#JJM Ke 7
Keinginan Perpisahan yang Terpendam
Sumber gambar: Dokumentasi pribadi |
Bila
mungkin memang tak bisa
Menyatukan
perbedaan kita
Dan
tetap bertahan
Ditengah
kepedihan
Jadikan
ini
Perpisahan
yang termanis
Yang
indah dalam hidupmu
Sepanjang
waktu
Semua
berakhir
Tanpa
dendam dalam hati
Maafkan
semua salahku
Yang
mungkin menyakitimu
Semua
berakhir
Tanpa
dendam dalam hati
Maafkan
semua salahku
Yang
mungkin menyakitimu
-Lovarian,
Perpisahan Termanis
Waktu aku menulis jurnal ini, malam tengah beranjak kian
dalam. Malam yang sepi, sunyi nan gelap. Senantiasa menemaniku untuk menuliskan
beberapa paragraf tentang kegundahan hatiku. Sebenarnya aku pun sedikit ragu
untuk menuliskan jurnal ini. Pasalnya kata “Gundah” dan “Galau” adalah dua
sejoli kosakata yang ingin aku hindari jauh-jauh dari tulisan-tulisanku diblog
ataupun statusku dimedsos. Awalnya aku punya rencana untuk hanya memperlihatkan
diriku sebagai sesosok pria yang tegar dalam segala kondisi. Tapi, pada kenyataannya
aku terpancing juga untuk menuliskan kosa kata itu disini . Aku memang perencana
yang baik, namun aku bukan pengeksekusi rencana yang baik. Biarlah, daripada
jadi beban pikiranku untuk kemudian timbul jerawat lebih baik aku ungkapkan saja.
He.
Aku tengah memikirkan apa yang selanjutnya terjadi
beberapa saat lagi seandainya aku pergi. Ya, Aku ingin melepasmu, mungkin untuk
beberapa saat, atau selamanya. Kepergianku bisa jadi hanya untuk kembali atau
mungkin juga seperti halnya Bang Toyib yang gak pulang-pulang. Entahlah,
wallahu’alam (hanya Allah yang tahu). Aku jadi bingung sendiri apakah aku
pantas melafalkannya atau justru lebih baik tidak. Kamu berhak memilih dengan
siapa kamu akan hidup bersama. Aku tak pernah memiliki kemampuan untuk
melarangmu suka pada laki-laki yang lain karena memang belum ada ikatan apapun diantara
kita. Sebagaimana aku pun bebas menentukan pilihan siapa yang akan menjadi
makmumku. Maaf, jika aku harus memberikan opsi nama-nama lain di dalam do’aku
selain kamu. Tak menjadikan kamu satu-satunya calon pendamping yang akan ku-ajak
menelusuri jalan yang teramat panjang ini.

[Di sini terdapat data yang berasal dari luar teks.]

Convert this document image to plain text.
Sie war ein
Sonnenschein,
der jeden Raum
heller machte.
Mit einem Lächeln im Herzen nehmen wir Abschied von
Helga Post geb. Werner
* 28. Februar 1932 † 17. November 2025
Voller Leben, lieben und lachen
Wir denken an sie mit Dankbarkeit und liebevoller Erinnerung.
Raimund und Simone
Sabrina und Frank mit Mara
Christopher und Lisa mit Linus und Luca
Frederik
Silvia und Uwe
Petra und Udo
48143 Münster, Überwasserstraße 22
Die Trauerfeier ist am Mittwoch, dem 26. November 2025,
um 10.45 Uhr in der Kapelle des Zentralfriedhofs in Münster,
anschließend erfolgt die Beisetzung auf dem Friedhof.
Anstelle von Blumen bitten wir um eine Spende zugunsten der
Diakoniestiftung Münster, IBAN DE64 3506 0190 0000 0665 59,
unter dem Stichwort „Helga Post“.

Aku merenungkan tentang berbagai kemungkinan saat kita
berpisah kelak. Apakah dengan cara saling melambaikan tangan atau justru malah
acuh tak acuh. Aku menunduk tak sanggup memandang apa yang terjadi diseberang
sana. Ada kamu disana, entah sedang apa. Mungkin lebih baik aku minta burung
merpati untuk ku kirimkan surat buatmu, mengabarkan bahwa aku baik-baik saja.
Bagaimana denganmu? Kuharap kamu pun begitu.
Aku sudah mencoba mengutarakan niat baik itu kepada orang
tuaku. Tetapi yang seperti aku bicarakan kepadamu, bahwa ternyata keputusan
mereka tak berpihak kepada keinginan kita. Mereka ingin aku menuntaskan Study-Ku sekaligus belajar agama lebih
dalam lagi untuk kemudian menyempurnakan agamaku. Disaat keduanya sudah berkata
demikian aku bisa apa, bukankah beliau Rasulallah SAW. Telah bersabda “Ridha
Rabb terletak pada rida kedua orang tua dan murka-Nya terletak pada kemurkaan
keduanya.” (Hr.Thabarani). Ya, memang aku tahu bahwa wanita butuh kepastian dan
kepastian ku untuk saat ini adalah meninggalkanmu. Aku ingin pergi jauh
berlayar ke lautan dan samudra untuk kemudian menenggelamkan hati pada Dia yang
menguasai perkara hidup, jodoh dan mati. Apa yang mereka bilang tentang
memantaskan diri, aku sedang mengusahakannya lebih saat ini.
Izinkan aku menjadi sesosok lelaki keras kepala yang
berbeda. Lelaki yang dulunya percaya bahwa cinta baru datang karena terbiasa.
Menjadi lelaki yang meyakini cinta yang dibangun bernaungkan kecintaan padaNya.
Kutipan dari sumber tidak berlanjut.